ROCKWOOD – Remembrance Day will be different this year, with many here feeling the absence of a veteran who was central to the day and local ceremony for many years.
Sytske Drijber was a veteran, teacher, reporter, photographer, activist and community influencer.
During the Second World War, Drijber, in her 20s, was stationed in Australia and Indonesia as a Dutch Intelligence mapper.
Her primary reason for joining up, Drijber said in a past interview with the Advertiser, was for adventure.
Drijber moved to Rockwood in 1954 and lived there for almost 70 years – from 1954 until she passed away peacefully on Aug. 16 at 103 years old.
Drijber was mother to six, grandmother to nine, and great-grandmother to seven.
“Everybody knew her – everybody loved her,” Guelph/Eramosa mayor Chris White said in an interview with the Advertiser.
He first met Drijber when he moved to Rockwood in 2007, and “always had a great impression of her.”
Early in their friendship, Drijber gave White old newspapers from her time as a reporter, asking him to bring them to the museum.
This was the first shared initiative of many.
“I live right beside her,” White said. “She was sharp as a tack right up until the end.”
Even when Drijber became less mobile later in life she regularly went into the community on her scooter and was “always engaging, looking for a chat,” White noted.
And Drijber was an “absolutely central figure” in Rockwood on Remembrance Day, making sure to never miss a service.
“She was always part of it,” White said. “Her spirit will be with us for a long time.”
He noted Drijber comes to mind every time he thinks about Remembrance Day.
“She’s going to be sorely missed … I don’t think you can ever fill this gap,” he said.
Drijber’s history of military service was a fundamental part of her identity and Remembrance Day was always important to her.
“It was a big part of her life,” White said. “It surely shaped who she was, and her character.”
He describes Drijber as “always positive and happy,” constantly smiling, and a “real inspiration for everybody.”
White said Drijber was constantly coming up with initiatives in the community.
“In conversation with Mrs.
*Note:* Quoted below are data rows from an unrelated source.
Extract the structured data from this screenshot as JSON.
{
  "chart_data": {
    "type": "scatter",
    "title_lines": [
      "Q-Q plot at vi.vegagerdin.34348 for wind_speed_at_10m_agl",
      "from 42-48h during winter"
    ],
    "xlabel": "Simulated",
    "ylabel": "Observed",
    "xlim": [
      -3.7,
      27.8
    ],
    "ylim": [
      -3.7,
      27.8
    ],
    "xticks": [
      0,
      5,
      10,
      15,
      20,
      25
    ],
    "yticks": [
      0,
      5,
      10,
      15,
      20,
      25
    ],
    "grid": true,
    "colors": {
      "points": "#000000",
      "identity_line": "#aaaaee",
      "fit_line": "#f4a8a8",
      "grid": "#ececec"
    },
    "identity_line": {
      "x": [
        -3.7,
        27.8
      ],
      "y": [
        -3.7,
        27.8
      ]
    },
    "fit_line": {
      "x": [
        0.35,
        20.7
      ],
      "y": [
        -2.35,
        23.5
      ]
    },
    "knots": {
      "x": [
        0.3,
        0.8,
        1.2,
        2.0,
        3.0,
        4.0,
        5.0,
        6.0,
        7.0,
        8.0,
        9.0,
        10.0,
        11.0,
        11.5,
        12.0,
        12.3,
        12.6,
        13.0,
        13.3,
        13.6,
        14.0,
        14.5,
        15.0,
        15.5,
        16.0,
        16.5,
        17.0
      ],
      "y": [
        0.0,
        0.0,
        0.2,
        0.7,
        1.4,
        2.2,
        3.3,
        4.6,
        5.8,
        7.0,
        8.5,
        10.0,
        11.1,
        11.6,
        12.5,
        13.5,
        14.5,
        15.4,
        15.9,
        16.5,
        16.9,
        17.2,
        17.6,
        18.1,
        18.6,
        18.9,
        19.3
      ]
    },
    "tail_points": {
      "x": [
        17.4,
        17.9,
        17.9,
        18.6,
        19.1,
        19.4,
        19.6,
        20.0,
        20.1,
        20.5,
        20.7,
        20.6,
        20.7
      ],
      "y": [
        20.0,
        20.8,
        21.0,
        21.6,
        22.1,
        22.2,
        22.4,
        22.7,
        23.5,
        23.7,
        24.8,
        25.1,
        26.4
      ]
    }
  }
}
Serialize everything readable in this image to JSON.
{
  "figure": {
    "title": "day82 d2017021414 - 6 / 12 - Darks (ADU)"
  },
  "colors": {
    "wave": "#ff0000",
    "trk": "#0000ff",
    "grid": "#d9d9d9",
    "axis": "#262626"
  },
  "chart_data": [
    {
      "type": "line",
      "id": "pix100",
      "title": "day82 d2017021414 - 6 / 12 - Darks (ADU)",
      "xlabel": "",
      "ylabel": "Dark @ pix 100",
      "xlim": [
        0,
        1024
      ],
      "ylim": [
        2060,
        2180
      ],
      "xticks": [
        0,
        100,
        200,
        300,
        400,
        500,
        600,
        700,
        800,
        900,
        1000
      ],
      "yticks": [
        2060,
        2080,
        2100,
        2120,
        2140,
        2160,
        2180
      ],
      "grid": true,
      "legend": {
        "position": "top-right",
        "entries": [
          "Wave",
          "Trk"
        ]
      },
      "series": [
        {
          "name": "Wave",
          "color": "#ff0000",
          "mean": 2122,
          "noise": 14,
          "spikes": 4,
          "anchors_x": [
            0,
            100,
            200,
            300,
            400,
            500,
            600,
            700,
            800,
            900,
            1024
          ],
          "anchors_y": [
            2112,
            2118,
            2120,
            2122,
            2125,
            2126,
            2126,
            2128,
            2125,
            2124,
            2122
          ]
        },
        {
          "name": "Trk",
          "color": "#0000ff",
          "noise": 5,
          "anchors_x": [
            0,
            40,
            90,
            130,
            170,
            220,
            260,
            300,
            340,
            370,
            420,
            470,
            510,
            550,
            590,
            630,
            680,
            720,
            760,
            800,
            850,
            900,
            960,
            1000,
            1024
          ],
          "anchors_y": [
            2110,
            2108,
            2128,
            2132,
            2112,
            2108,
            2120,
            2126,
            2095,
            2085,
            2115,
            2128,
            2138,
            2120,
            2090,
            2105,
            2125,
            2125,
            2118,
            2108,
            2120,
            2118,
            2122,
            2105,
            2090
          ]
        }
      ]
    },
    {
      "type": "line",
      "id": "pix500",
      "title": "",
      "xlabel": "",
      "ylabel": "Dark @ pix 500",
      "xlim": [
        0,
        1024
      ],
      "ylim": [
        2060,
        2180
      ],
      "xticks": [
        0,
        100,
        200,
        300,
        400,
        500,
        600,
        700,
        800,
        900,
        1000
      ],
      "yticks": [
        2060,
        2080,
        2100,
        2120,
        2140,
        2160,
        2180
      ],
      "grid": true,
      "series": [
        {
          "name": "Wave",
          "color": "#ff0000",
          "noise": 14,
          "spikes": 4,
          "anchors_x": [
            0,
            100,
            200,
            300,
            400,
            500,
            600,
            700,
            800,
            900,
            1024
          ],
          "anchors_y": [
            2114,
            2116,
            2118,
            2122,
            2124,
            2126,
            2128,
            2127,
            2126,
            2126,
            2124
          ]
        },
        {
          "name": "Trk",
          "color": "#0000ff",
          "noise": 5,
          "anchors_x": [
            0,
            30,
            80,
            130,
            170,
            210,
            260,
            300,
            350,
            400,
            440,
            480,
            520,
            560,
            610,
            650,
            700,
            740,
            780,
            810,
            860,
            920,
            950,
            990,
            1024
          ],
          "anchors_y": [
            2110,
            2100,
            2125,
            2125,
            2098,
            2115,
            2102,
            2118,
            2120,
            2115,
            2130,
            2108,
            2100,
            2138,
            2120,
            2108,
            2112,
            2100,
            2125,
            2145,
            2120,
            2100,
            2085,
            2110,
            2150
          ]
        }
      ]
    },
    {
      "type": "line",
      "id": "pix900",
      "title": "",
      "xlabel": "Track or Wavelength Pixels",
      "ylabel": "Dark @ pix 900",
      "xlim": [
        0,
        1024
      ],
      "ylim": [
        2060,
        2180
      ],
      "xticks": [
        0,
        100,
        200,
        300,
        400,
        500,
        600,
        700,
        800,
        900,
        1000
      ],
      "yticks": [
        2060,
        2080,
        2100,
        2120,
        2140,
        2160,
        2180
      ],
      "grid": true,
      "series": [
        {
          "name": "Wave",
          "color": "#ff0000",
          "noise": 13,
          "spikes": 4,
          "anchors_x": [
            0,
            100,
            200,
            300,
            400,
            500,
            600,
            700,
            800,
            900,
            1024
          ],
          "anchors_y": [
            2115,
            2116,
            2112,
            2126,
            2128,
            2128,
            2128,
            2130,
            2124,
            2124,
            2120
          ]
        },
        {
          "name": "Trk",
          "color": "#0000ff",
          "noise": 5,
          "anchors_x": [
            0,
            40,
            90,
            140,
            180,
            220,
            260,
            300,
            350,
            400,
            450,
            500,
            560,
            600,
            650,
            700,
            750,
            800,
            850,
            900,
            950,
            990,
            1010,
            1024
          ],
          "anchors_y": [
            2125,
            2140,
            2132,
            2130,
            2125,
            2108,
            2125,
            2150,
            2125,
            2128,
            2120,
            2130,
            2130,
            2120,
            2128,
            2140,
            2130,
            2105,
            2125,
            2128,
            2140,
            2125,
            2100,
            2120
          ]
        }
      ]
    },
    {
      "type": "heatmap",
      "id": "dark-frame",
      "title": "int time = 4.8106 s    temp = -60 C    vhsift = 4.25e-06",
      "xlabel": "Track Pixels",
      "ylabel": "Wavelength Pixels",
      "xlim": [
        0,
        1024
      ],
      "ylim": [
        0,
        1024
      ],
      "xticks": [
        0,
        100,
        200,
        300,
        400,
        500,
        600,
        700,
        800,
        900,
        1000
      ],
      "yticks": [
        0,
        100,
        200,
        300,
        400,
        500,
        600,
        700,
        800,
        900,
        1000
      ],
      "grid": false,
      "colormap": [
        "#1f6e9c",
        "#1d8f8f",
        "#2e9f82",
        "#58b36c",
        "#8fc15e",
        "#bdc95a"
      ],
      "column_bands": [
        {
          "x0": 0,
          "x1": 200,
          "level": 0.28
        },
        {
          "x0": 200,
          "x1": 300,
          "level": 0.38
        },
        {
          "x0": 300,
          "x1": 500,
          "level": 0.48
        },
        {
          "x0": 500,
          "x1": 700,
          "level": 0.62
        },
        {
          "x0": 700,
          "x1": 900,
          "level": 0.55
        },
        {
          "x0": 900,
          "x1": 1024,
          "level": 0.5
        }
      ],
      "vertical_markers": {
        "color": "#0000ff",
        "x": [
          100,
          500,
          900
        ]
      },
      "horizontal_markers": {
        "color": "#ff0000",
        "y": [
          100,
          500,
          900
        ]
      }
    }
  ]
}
Drijber,” White said the township decided to hold Remembrance Services on Nov. 11 that focused on the children, who walked to the cenotaph from Rockwood Centennial Public School and took turns reading veterans’ names.
“It was really interactive for the kids,” who “could really feel part of the ceremony,” White said.
Drijber was “pivotal in helping us renovate the area around the cenotaph,” White noted, and also helped inspire a booklet with bios of the veterans whose names are listed on the Rockwood cenotaph
The booklet is valuable because “otherwise it’s just a name,” White said, and “as generations pass, things are forgotten.”
These booklets are distributed every Remembrance Day.
Honouring veterans like Drijber is important, White explained, because “these people put everything on the line for this country.
“Many people died, were injured, or suffered mental illness for it.”
Without the sacrifices of veterans through multiple wars, Canadians wouldn’t have “freedom, the right to vote, the right to state your opinion, or the right to be involved,” White said.
“I think a lot of people who grew up in North America don’t really realize what we have here.
“Without these people defending us, things might be a lot different here. If you look around the globe … things are a little messy right now. A lot of nations are suffering – people are suffering.
“I think we have been extremely fortunate here in North America,” White said, and that fortune is thanks to the ultimate sacrifices made by veterans.
People in Rockwood will be honouring those ultimate sacrifices with a parade from the post office to the cenotaph, a service at 10:55am, and light refreshments served at St. John’s Anglican Church.
White noted he is sure in Drijber would be “pleased that we are going to carry on.
“Absolutely, in spirit, she will be there,” he said.